I think you'll have to abandon the POSIX requirement, very few systems implement that - in fact even NFS doesn't really (think locks etc) and that has no redundancy.
Any system which uses synchronous replication is going to be glacially slow; any system which has asynchronous replication (or "eventual consistency") is going to violate POSIX rules and not behave like a "conventional" filesystem.
Robert, you're clearly a smart guy, but respectfully, get a consultant with prior domain knowledge, or begin building something small now and see where it takes you. There is no way to answer your post; it has too many abstract concepts and no hard numbers.
A few thoughts:
will serve several thousand users at
first ... grow to support hundreds of
thousands to millions of users
Prove that you need that level of scale first.

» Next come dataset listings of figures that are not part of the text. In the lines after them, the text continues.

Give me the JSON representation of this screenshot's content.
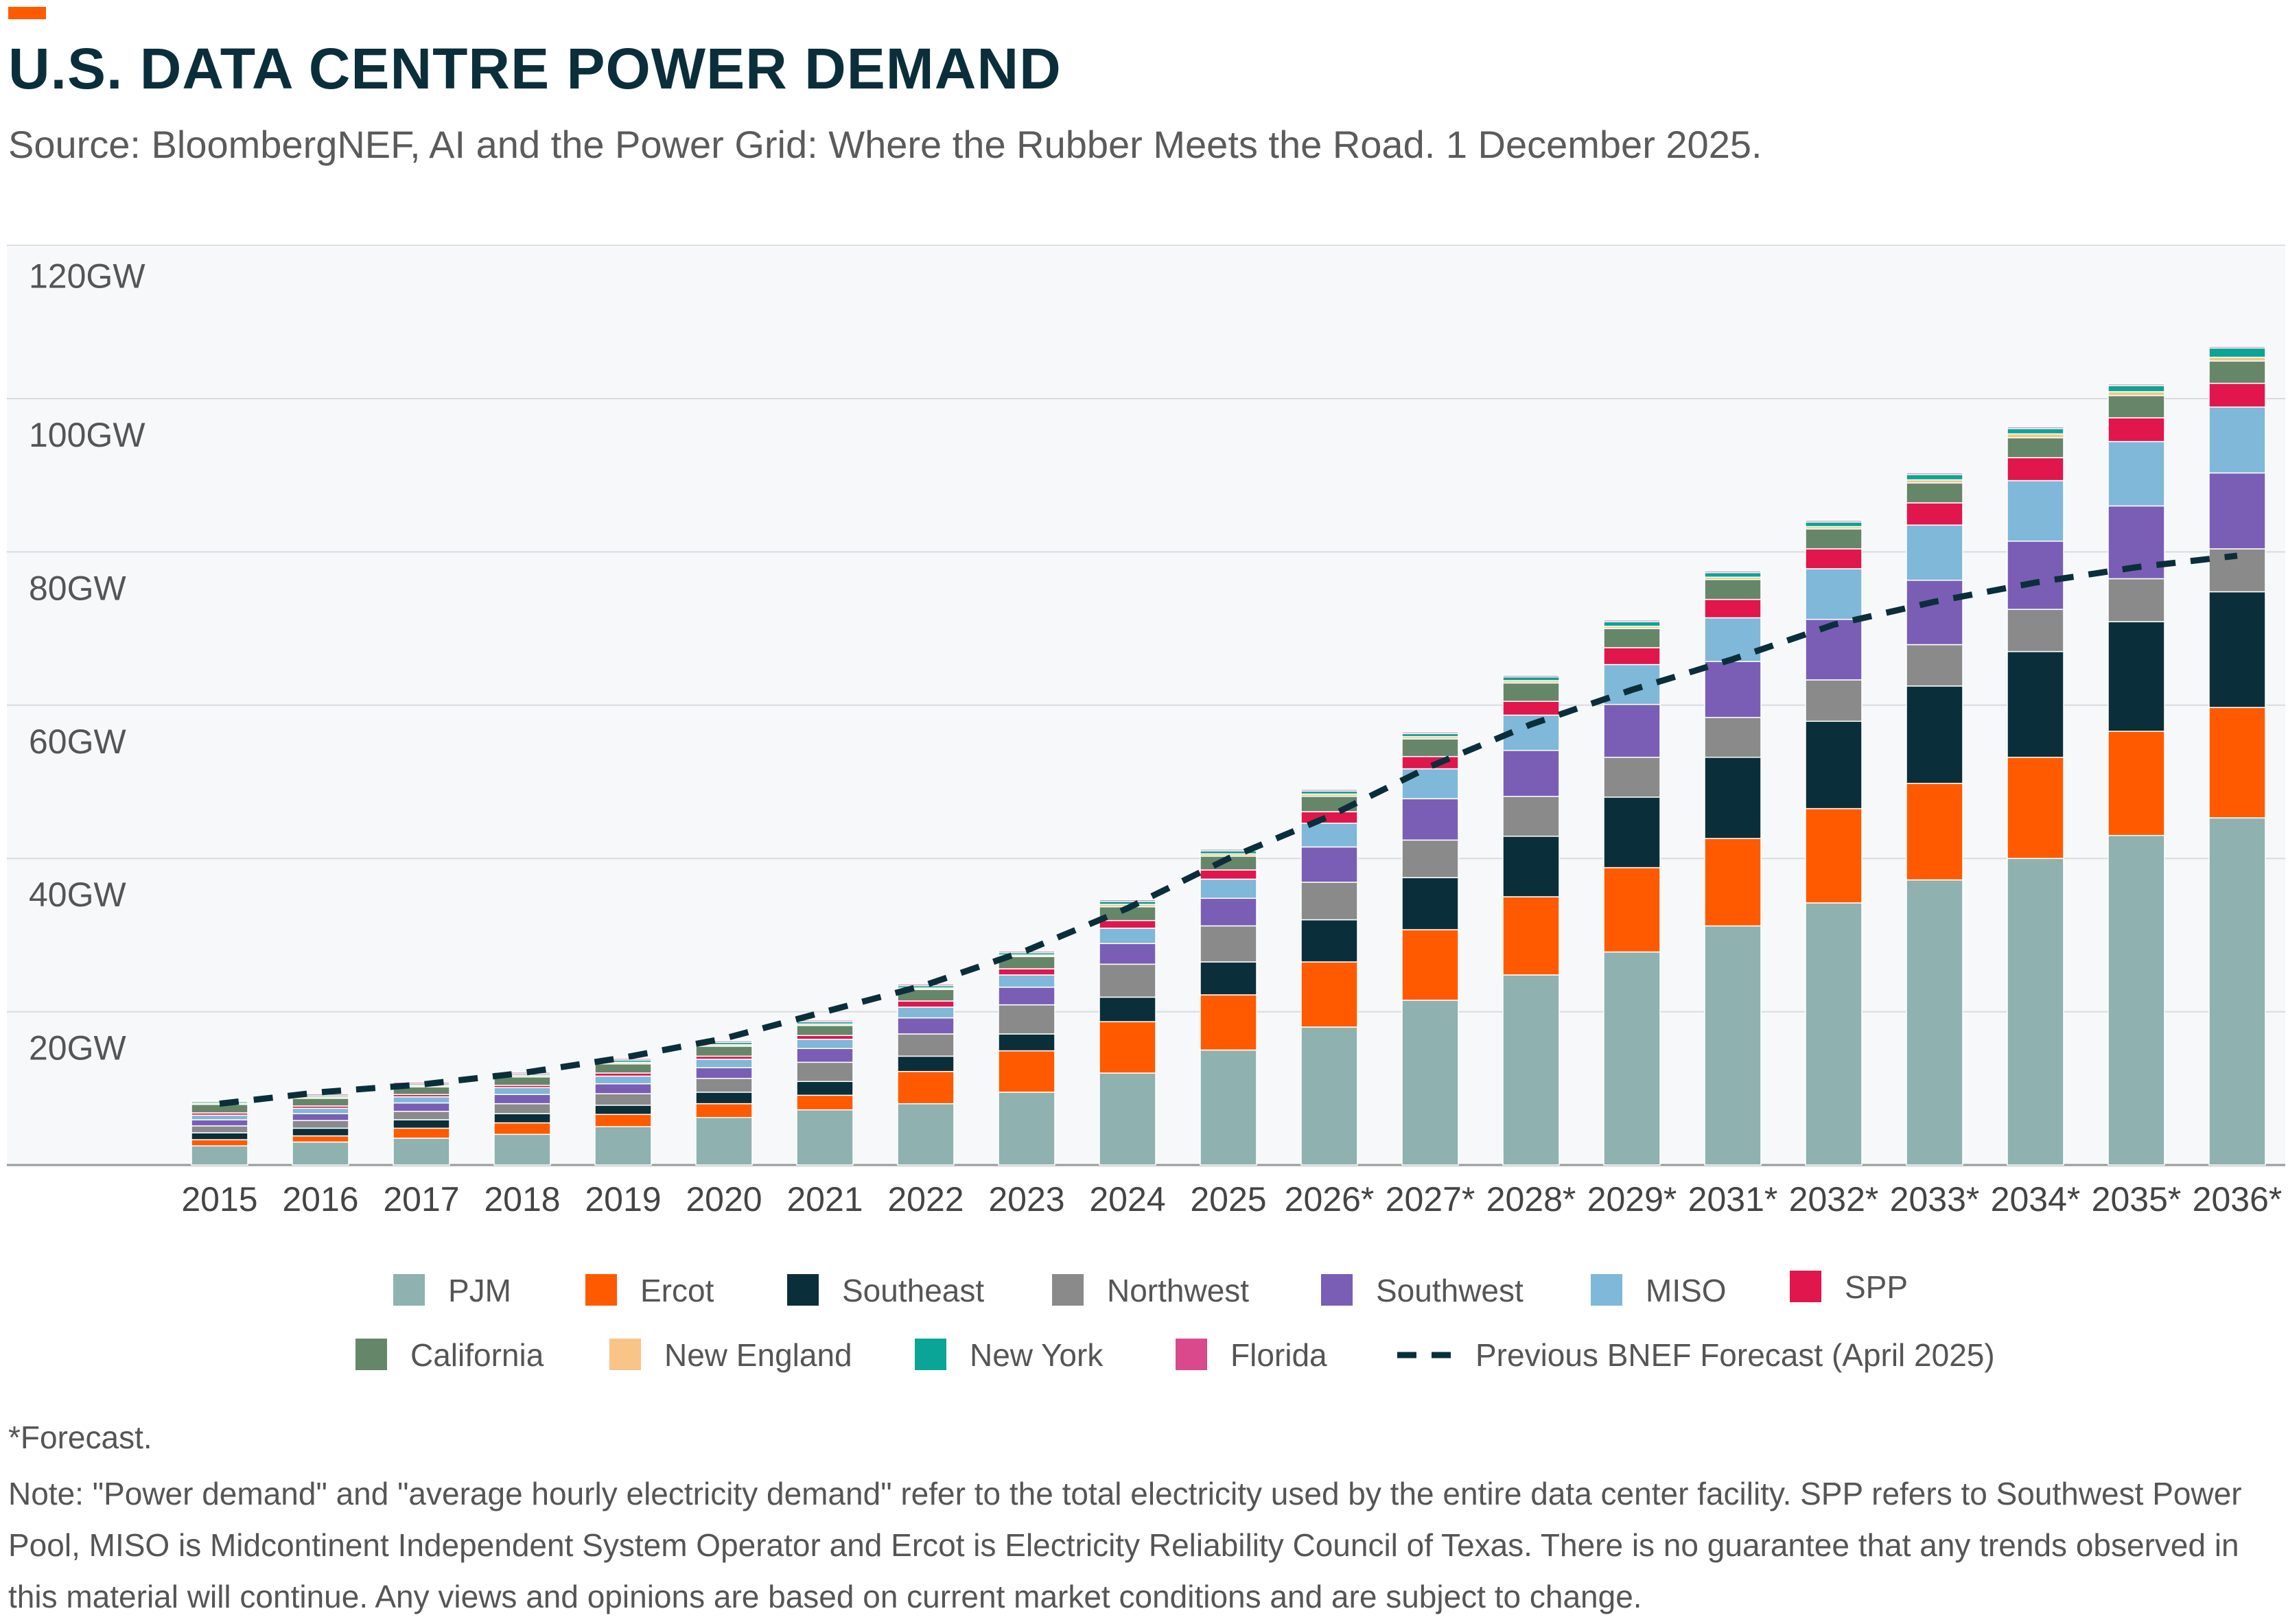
{
  "header": {
    "title": "U.S. DATA CENTRE POWER DEMAND",
    "source": "Source: BloombergNEF, AI and the Power Grid: Where the Rubber Meets the Road. 1 December 2025."
  },
  "colors": {
    "accent": "#ff5a00",
    "title": "#0b2f3a",
    "plot_background": "#f7f8fa",
    "gridline": "#d9dbde"
  },
  "chart_data": {
    "type": "bar",
    "stacked": true,
    "ylim": [
      0,
      120
    ],
    "y_ticks": [
      "20GW",
      "40GW",
      "60GW",
      "80GW",
      "100GW",
      "120GW"
    ],
    "y_tick_values": [
      20,
      40,
      60,
      80,
      100,
      120
    ],
    "grid": true,
    "legend_position": "bottom",
    "categories": [
      "2015",
      "2016",
      "2017",
      "2018",
      "2019",
      "2020",
      "2021",
      "2022",
      "2023",
      "2024",
      "2025",
      "2026*",
      "2027*",
      "2028*",
      "2029*",
      "2031*",
      "2032*",
      "2033*",
      "2034*",
      "2035*",
      "2036*"
    ],
    "series": [
      {
        "name": "PJM",
        "color": "#8fb1b0",
        "values": [
          2.5,
          3,
          3.5,
          4,
          5,
          6.2,
          7.2,
          8,
          9.5,
          12,
          15,
          18,
          21.5,
          24.8,
          27.8,
          31.2,
          34.2,
          37.2,
          40,
          43,
          45.3
        ]
      },
      {
        "name": "Ercot",
        "color": "#ff5a00",
        "values": [
          0.8,
          0.8,
          1.3,
          1.5,
          1.6,
          1.8,
          1.9,
          4.2,
          5.4,
          6.7,
          7.2,
          8.5,
          9.2,
          10.2,
          11,
          11.4,
          12.3,
          12.6,
          13.2,
          13.6,
          14.4
        ]
      },
      {
        "name": "Southeast",
        "color": "#0b2f3a",
        "values": [
          0.9,
          1,
          1.1,
          1.2,
          1.2,
          1.5,
          1.8,
          2,
          2.2,
          3.2,
          4.3,
          5.5,
          6.8,
          7.9,
          9.2,
          10.6,
          11.4,
          12.7,
          13.8,
          14.3,
          15.1
        ]
      },
      {
        "name": "Northwest",
        "color": "#8a8a8a",
        "values": [
          0.9,
          1,
          1.1,
          1.3,
          1.5,
          1.8,
          2.5,
          2.9,
          3.8,
          4.3,
          4.7,
          4.9,
          4.9,
          5.2,
          5.2,
          5.2,
          5.4,
          5.4,
          5.5,
          5.6,
          5.6
        ]
      },
      {
        "name": "Southwest",
        "color": "#7a5eb5",
        "values": [
          0.8,
          0.9,
          1.1,
          1.2,
          1.3,
          1.4,
          1.8,
          2.1,
          2.3,
          2.7,
          3.6,
          4.6,
          5.4,
          6,
          6.9,
          7.3,
          7.9,
          8.4,
          8.9,
          9.5,
          9.9
        ]
      },
      {
        "name": "MISO",
        "color": "#7fb8d8",
        "values": [
          0.6,
          0.7,
          0.8,
          0.9,
          1,
          1.1,
          1.2,
          1.4,
          1.6,
          2,
          2.5,
          3.1,
          3.9,
          4.6,
          5.2,
          5.7,
          6.6,
          7.2,
          7.9,
          8.4,
          8.6
        ]
      },
      {
        "name": "SPP",
        "color": "#e0164d",
        "values": [
          0.3,
          0.3,
          0.3,
          0.3,
          0.4,
          0.4,
          0.5,
          0.8,
          0.8,
          1,
          1.2,
          1.5,
          1.6,
          1.8,
          2.2,
          2.4,
          2.6,
          2.9,
          3,
          3.1,
          3.1
        ]
      },
      {
        "name": "California",
        "color": "#66866a",
        "values": [
          1.1,
          1,
          1,
          1.1,
          1.2,
          1.3,
          1.3,
          1.5,
          1.6,
          1.8,
          1.8,
          2,
          2.3,
          2.4,
          2.5,
          2.6,
          2.6,
          2.6,
          2.6,
          2.9,
          2.9
        ]
      },
      {
        "name": "New England",
        "color": "#f8c488",
        "values": [
          0.2,
          0.2,
          0.2,
          0.2,
          0.2,
          0.2,
          0.2,
          0.2,
          0.2,
          0.3,
          0.3,
          0.3,
          0.3,
          0.3,
          0.3,
          0.3,
          0.3,
          0.4,
          0.5,
          0.5,
          0.5
        ]
      },
      {
        "name": "New York",
        "color": "#0aa596",
        "values": [
          0.2,
          0.2,
          0.2,
          0.2,
          0.3,
          0.3,
          0.3,
          0.3,
          0.3,
          0.4,
          0.4,
          0.4,
          0.4,
          0.5,
          0.6,
          0.6,
          0.6,
          0.7,
          0.7,
          0.8,
          1.2
        ]
      },
      {
        "name": "Florida",
        "color": "#d9498b",
        "values": [
          0.1,
          0.2,
          0.2,
          0.2,
          0.2,
          0.2,
          0.2,
          0.2,
          0.2,
          0.2,
          0.2,
          0.2,
          0.2,
          0.2,
          0.2,
          0.2,
          0.2,
          0.2,
          0.2,
          0.2,
          0.2
        ]
      }
    ],
    "forecast_line": {
      "name": "Previous BNEF Forecast (April 2025)",
      "color": "#0b2f3a",
      "values": [
        8,
        9.5,
        10.5,
        12,
        14,
        16.5,
        20,
        23.5,
        28,
        33.5,
        40,
        45.5,
        52,
        57.5,
        62,
        66,
        70.5,
        73.5,
        76,
        78,
        79.5
      ]
    }
  },
  "footnote": "*Forecast.",
  "note": "Note: \"Power demand\" and \"average hourly electricity demand\" refer to the total electricity used by the entire data center facility. SPP refers to Southwest Power Pool, MISO is Midcontinent Independent System Operator and Ercot is Electricity Reliability Council of Texas. There is no guarantee that any trends observed in this material will continue. Any views and opinions are based on current market conditions and are subject to change."
}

Don't build a scale-out architecture in anticipation of users that never show up. Sorry if I sound harsh, but 99% of all websites don't grow to the large end of the scale. See Stack Overflow / Server Fault; they're serving a million users monthly from a handful of fairly conventional servers.
should I get a hardware load balancer
solution from one of the vendors, or
build one myself with open source
solution
Depends on your skills and your situation regarding time vs money. Once built, the open source and commercial offerings work pretty much exactly the same. Commercial solutions tend to have better statistics and nicer management interfaces out of the box.

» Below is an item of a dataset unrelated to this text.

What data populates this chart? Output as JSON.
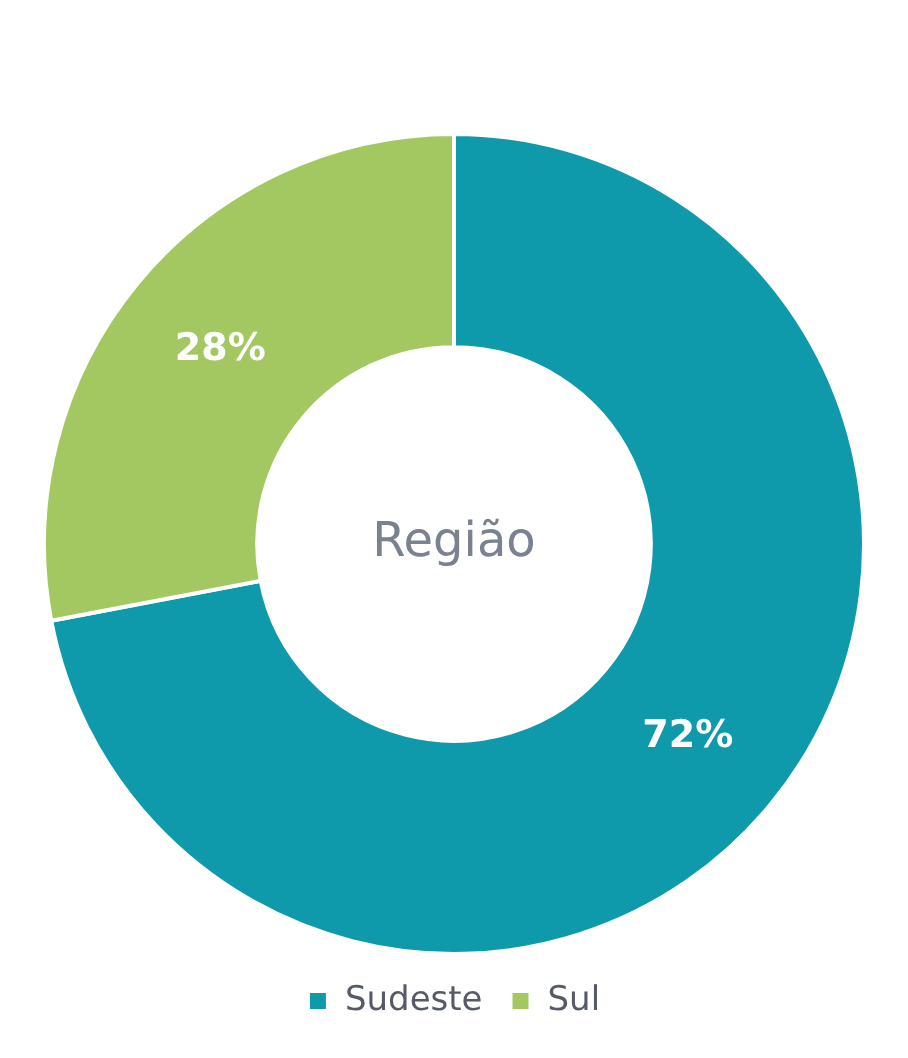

For the web server hardware, should I
use one-u single socket server or a
blade solution?
Ask your server vendor for prices. Ask your datacenter about power density, i.e. their preferred balance between size and power consumption -- often you'll be power limited, so a dense solution like blades may not win you anything.
For the storage, should I use a SAN or
storage server like Sun unified
storage 7000 will be sufficient.
Get SAN when you have a proven need for SAN; then you will also better understand what needs your SAN should solve for you.
Since this website will likely be more
heavy on read operations, what
consideration should be made for the
mysql cluster and storage setup?
Create a really good caching solution. Either full page caching like Squid (Varnish), or application data caching like Memcached, or a combination of both. Consider cache invalidation, could you need to quickly purge content from your caches to avoid it being served again?
What is the best way to back up up a
mysql cluster?
Opinions vary, but one common approach is to have a dedicated slave MySQL just for backups, and use something like InnoBackup or Maatkit for a self-scripted backup solution.
Edit: If you're really going to build this from scratch now, then please take a good look at cloud computing before committing. Cloud computing isn't just about scalability, even if scalability is a great strenght. Certain services that come as part of the package can really help in making day to day operations easier. Some examples:
- Live snapshots of Amazon EBS volumes make for easy database backups.
- Amazon has load balancing as a set and forget service (of course more feature limited than good self-hosted load balancer, but easy to get started with).
- Rightscale has extensive server monitoring built into their images, which makes for easy capacity planning / application introspection.
Best Answer
Facebook is using cassandra for data storage.
Here is article about scaling youtube and google architecture and prestentation: Designs, Lessons and Advice from Building Large Distributed Systems by Jeff Dean of Google describing how they do their thing.